Eunuchs were traditionally created for a variety of reasons - sometimes as slaves who would be "safe" to attend upon high status women (as in the Islamic tradition), sometimes to create a caste who would have no legacy to worry about (as in the Chinese tradition) or to preserve a pre-adolesecent high register singing voice (as in the medieval Italian manner). Various religions also mandated castration for some roles - the Galli who served as priests of Cybele were eunuchs, as have been many shamen, wizards and similar creatures down the years.
Castration has also served as a punishment - especially for adulterers and other sex offenders, but also for forgers and (in societies with a strong hereditary principle) both rebels and deposed rulers.

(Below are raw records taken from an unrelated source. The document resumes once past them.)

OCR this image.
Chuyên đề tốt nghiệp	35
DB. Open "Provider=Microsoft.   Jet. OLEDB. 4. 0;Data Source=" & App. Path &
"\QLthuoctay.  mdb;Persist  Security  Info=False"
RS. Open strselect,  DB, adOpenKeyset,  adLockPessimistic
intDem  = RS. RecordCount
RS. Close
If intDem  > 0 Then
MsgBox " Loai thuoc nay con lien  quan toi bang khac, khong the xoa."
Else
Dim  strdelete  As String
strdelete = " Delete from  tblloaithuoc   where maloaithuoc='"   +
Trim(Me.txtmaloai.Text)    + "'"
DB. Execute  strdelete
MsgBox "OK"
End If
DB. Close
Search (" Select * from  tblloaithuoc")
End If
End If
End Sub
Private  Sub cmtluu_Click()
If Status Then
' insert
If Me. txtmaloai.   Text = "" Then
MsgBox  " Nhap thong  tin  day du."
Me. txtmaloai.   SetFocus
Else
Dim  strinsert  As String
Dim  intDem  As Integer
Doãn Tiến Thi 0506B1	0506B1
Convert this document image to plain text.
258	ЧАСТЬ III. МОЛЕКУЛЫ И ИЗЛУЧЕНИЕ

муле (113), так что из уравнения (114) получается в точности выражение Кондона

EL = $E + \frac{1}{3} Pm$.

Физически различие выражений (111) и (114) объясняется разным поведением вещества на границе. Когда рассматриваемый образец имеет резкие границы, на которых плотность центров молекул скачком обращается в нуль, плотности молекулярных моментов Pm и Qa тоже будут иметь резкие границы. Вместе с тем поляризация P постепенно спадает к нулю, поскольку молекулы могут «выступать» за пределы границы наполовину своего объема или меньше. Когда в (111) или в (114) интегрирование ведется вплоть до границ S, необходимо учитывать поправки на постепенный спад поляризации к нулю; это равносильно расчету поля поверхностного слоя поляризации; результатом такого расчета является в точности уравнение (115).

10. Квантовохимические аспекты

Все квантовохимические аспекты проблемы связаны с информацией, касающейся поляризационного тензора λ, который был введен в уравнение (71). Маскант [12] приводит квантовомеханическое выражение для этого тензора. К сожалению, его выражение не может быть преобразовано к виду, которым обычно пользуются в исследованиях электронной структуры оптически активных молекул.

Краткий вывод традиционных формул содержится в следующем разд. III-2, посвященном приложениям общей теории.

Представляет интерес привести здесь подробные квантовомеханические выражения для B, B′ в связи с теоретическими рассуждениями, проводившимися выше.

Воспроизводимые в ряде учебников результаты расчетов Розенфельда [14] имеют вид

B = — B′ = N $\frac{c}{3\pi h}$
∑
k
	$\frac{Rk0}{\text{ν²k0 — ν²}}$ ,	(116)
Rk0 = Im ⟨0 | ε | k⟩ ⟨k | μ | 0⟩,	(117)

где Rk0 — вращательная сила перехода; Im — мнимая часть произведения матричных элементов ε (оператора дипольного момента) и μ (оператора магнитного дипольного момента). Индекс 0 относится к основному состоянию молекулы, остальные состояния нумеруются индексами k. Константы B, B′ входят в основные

Whilst a eunuch might gain status from "his" role as a bureacrat, priest or artist, he is also likely to suffer significant social barriers - especially if his is a society in which castration is typically used as a punishment. More generally, wherever a society is based on heredity the eunuch should expect to be an outsider - for example no eunuch could be a Roman citizen, neither could he be a member of the Nation of Israel under the Old Covenant. That said, even a slave could have substanial influence - the Cheif Eunuch of the Sublime Porte (very roughly the Majordomo of the Ottoman Sultan's harem and, at least technically, a slave owned by the Sultan) was said to be one of the instigators of the 1565 Siege of Malta after a Hospitaller commerce raider captured a merchant ship carrying a valuable cargo that belonged to him. Eunuchs also tended to have a significant influence on the politics of Ptolomeic Egypt.

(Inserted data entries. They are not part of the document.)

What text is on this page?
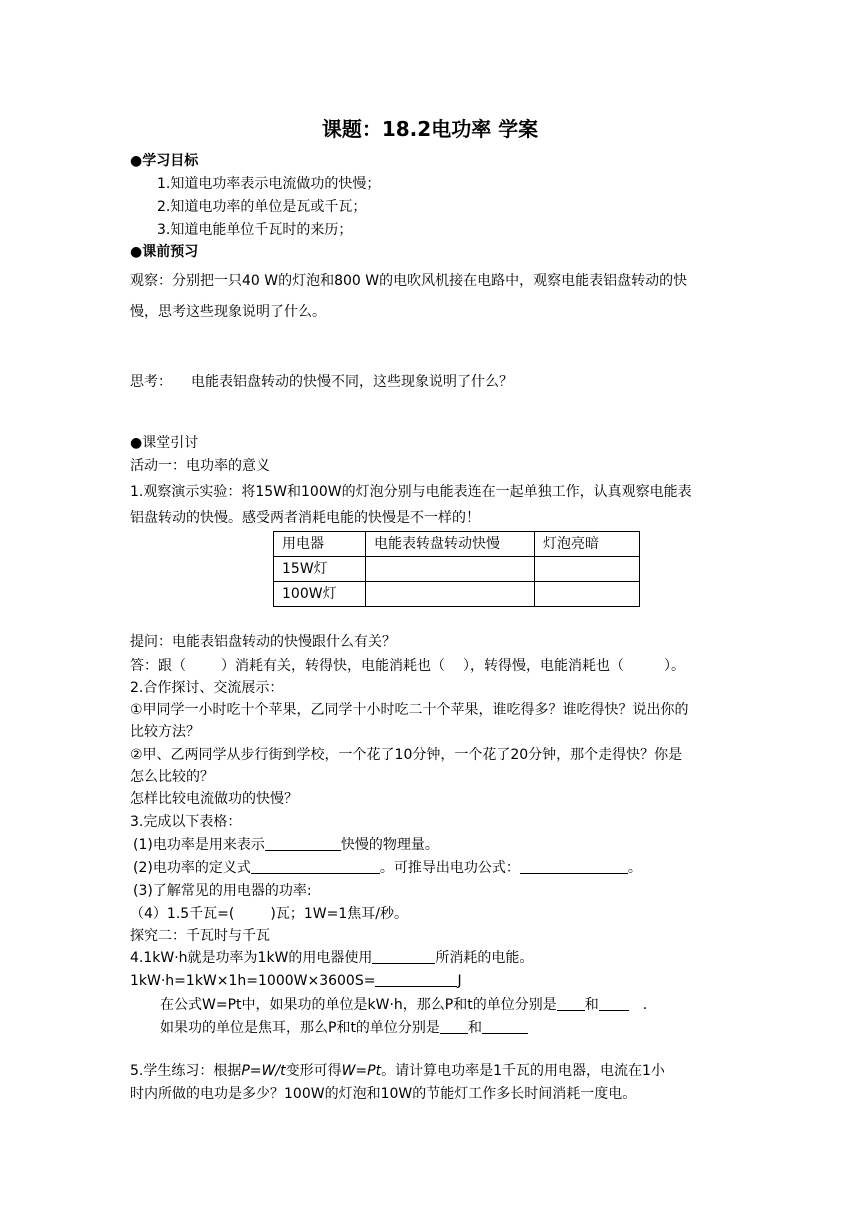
课题：18.2电功率 学案
●学习目标
1.知道电功率表示电流做功的快慢；
2.知道电功率的单位是瓦或千瓦；
3.知道电能单位千瓦时的来历；
●课前预习
观察：分别把一只40 W的灯泡和800 W的电吹风机接在电路中，观察电能表铝盘转动的快
慢，思考这些现象说明了什么。
思考： 电能表铝盘转动的快慢不同，这些现象说明了什么？
●课堂引讨
活动一：电功率的意义
1.观察演示实验：将15W和100W的灯泡分别与电能表连在一起单独工作，认真观察电能表
铝盘转动的快慢。感受两者消耗电能的快慢是不一样的！
用电器	电能表转盘转动快慢	灯泡亮暗
15W灯		
100W灯		
提问：电能表铝盘转动的快慢跟什么有关？
答：跟（	）消耗有关，转得快，电能消耗也（ ），转得慢，电能消耗也（	）。
2.合作探讨、交流展示：
①甲同学一小时吃十个苹果，乙同学十小时吃二十个苹果，谁吃得多？谁吃得快？说出你的
比较方法？
②甲、乙两同学从步行街到学校，一个花了10分钟，一个花了20分钟，那个走得快？你是
怎么比较的？
怎样比较电流做功的快慢？
3.完成以下表格：
(1)电功率是用来表示	快慢的物理量。
(2)电功率的定义式	。可推导出电功公式：	。
(3)了解常见的用电器的功率:
（4）1.5千瓦=(	)瓦；1W=1焦耳/秒。
探究二：千瓦时与千瓦
4.1kW·h就是功率为1kW的用电器使用	所消耗的电能。
1kW·h=1kW×1h=1000W×3600S=	J
在公式W=Pt中，如果功的单位是kW·h，那么P和t的单位分别是 和	.
如果功的单位是焦耳，那么P和t的单位分别是 和
5.学生练习：根据P=W/t变形可得W=Pt。请计算电功率是1千瓦的用电器，电流在1小
时内所做的电功是多少？100W的灯泡和10W的节能灯工作多长时间消耗一度电。
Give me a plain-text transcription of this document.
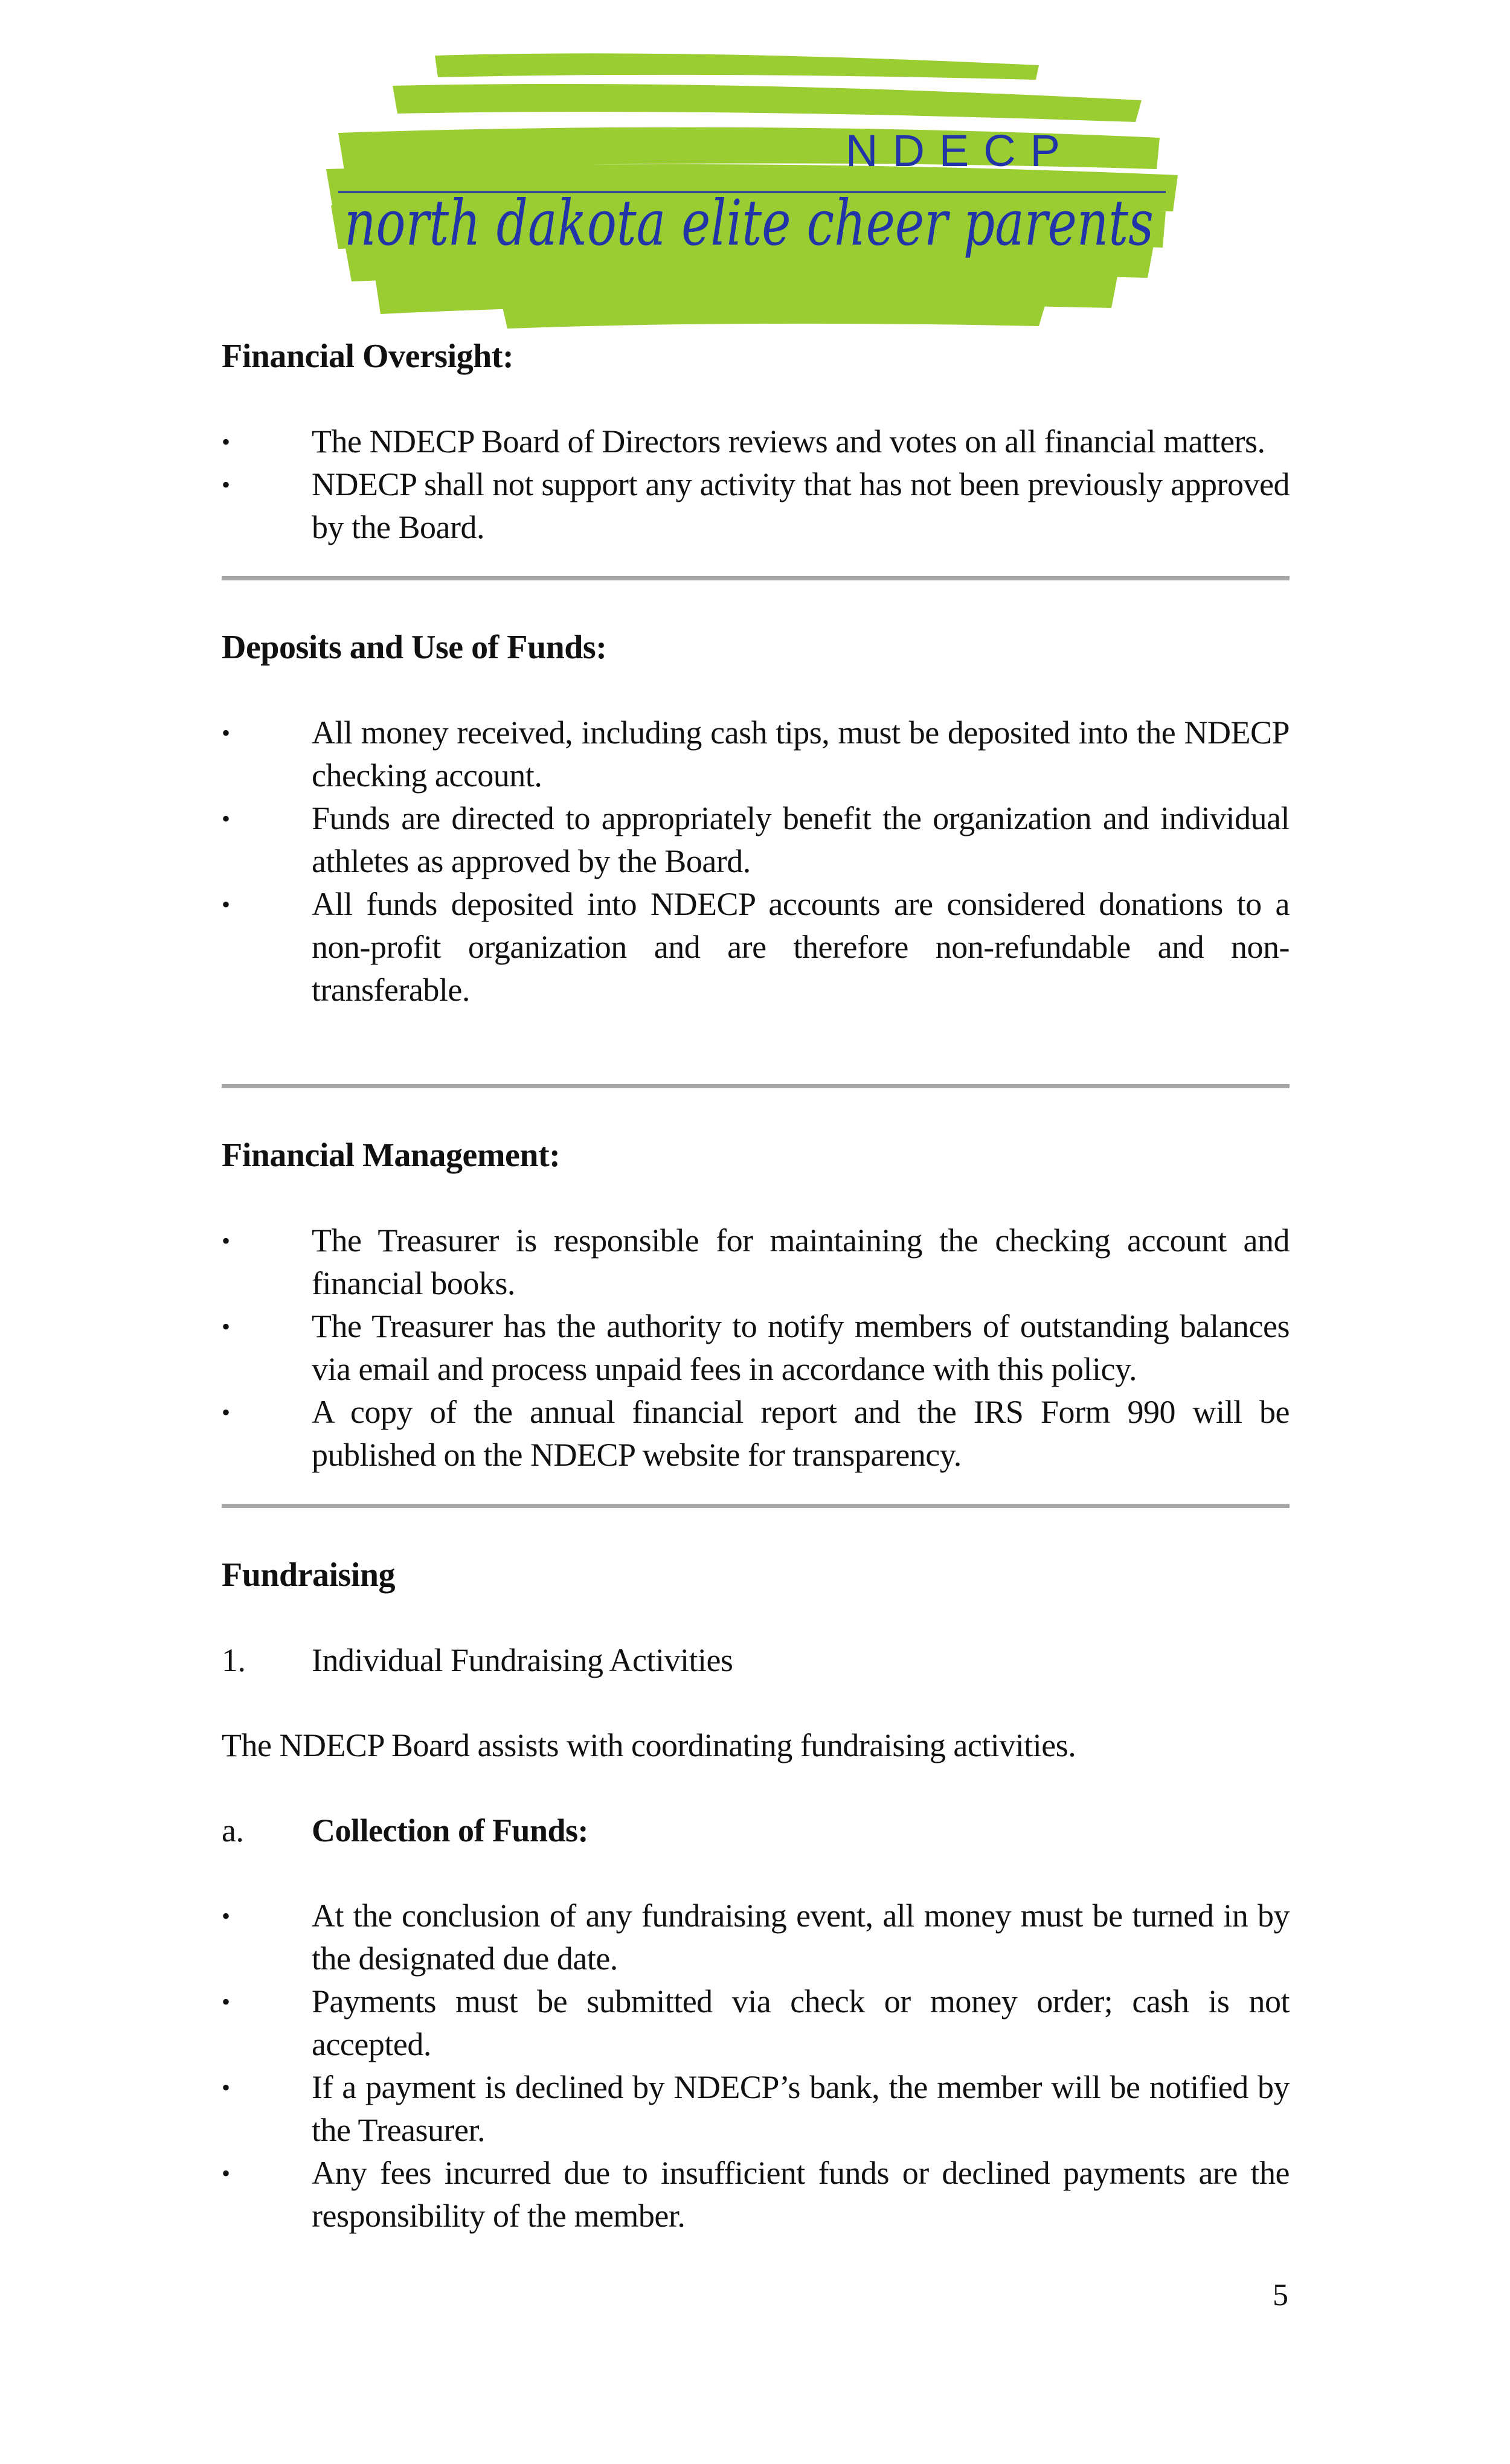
NDECP
north dakota elite cheer parents
Financial Oversight:
•	The NDECP Board of Directors reviews and votes on all financial matters.
•	NDECP shall not support any activity that has not been previously approved by the Board.
Deposits and Use of Funds:
•	All money received, including cash tips, must be deposited into the NDECP checking account.
•	Funds are directed to appropriately benefit the organization and individual athletes as approved by the Board.
•	All funds deposited into NDECP accounts are considered donations to a non-profit organization and are therefore non-refundable and non-transferable.
Financial Management:
•	The Treasurer is responsible for maintaining the checking account and financial books.
•	The Treasurer has the authority to notify members of outstanding balances via email and process unpaid fees in accordance with this policy.
•	A copy of the annual financial report and the IRS Form 990 will be published on the NDECP website for transparency.
Fundraising
1. Individual Fundraising Activities
The NDECP Board assists with coordinating fundraising activities.
a. Collection of Funds:
•	At the conclusion of any fundraising event, all money must be turned in by the designated due date.
•	Payments must be submitted via check or money order; cash is not accepted.
•	If a payment is declined by NDECP’s bank, the member will be notified by the Treasurer.
•	Any fees incurred due to insufficient funds or declined payments are the responsibility of the member.
5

Despite Germian Greer's maunderings, there is, in reality, no such thing as a female eunuch - by the time it was possible to perform an equivalent procedure on a woman with a reasonable chance of her surviving the whole thing had gone out of fashion. Also, no-one seems to have found a worthwhile application for them.
Sources
Game and Story Use
- A high camp eunuch often makes for good comic relief in a setting where such a character is feasible.
- Conversely, they can also make good candidates for The Chessmaster - traditionally because with no family to worry about they can devote themselves to scheming.
- The barring of eunuchs from certain roles may have metaphysical reasons - perhaps they are unable to work certain sorts of magic or some spirits or deities refuse to deal with them. Conversely they may be better at some forms of magic for being genderless.
- A berdache or equivalent social role may - or possibly may not - be a eunuch and/or a society may tolerate a man taking a eunuch as a "wife ", allowing the act of castration to bypass a taboo on same-gender marriages. Values Dissonance, of course, will apply but it is well within the boundaries of what has happened historically, let alone what a feasible fictional society might allow.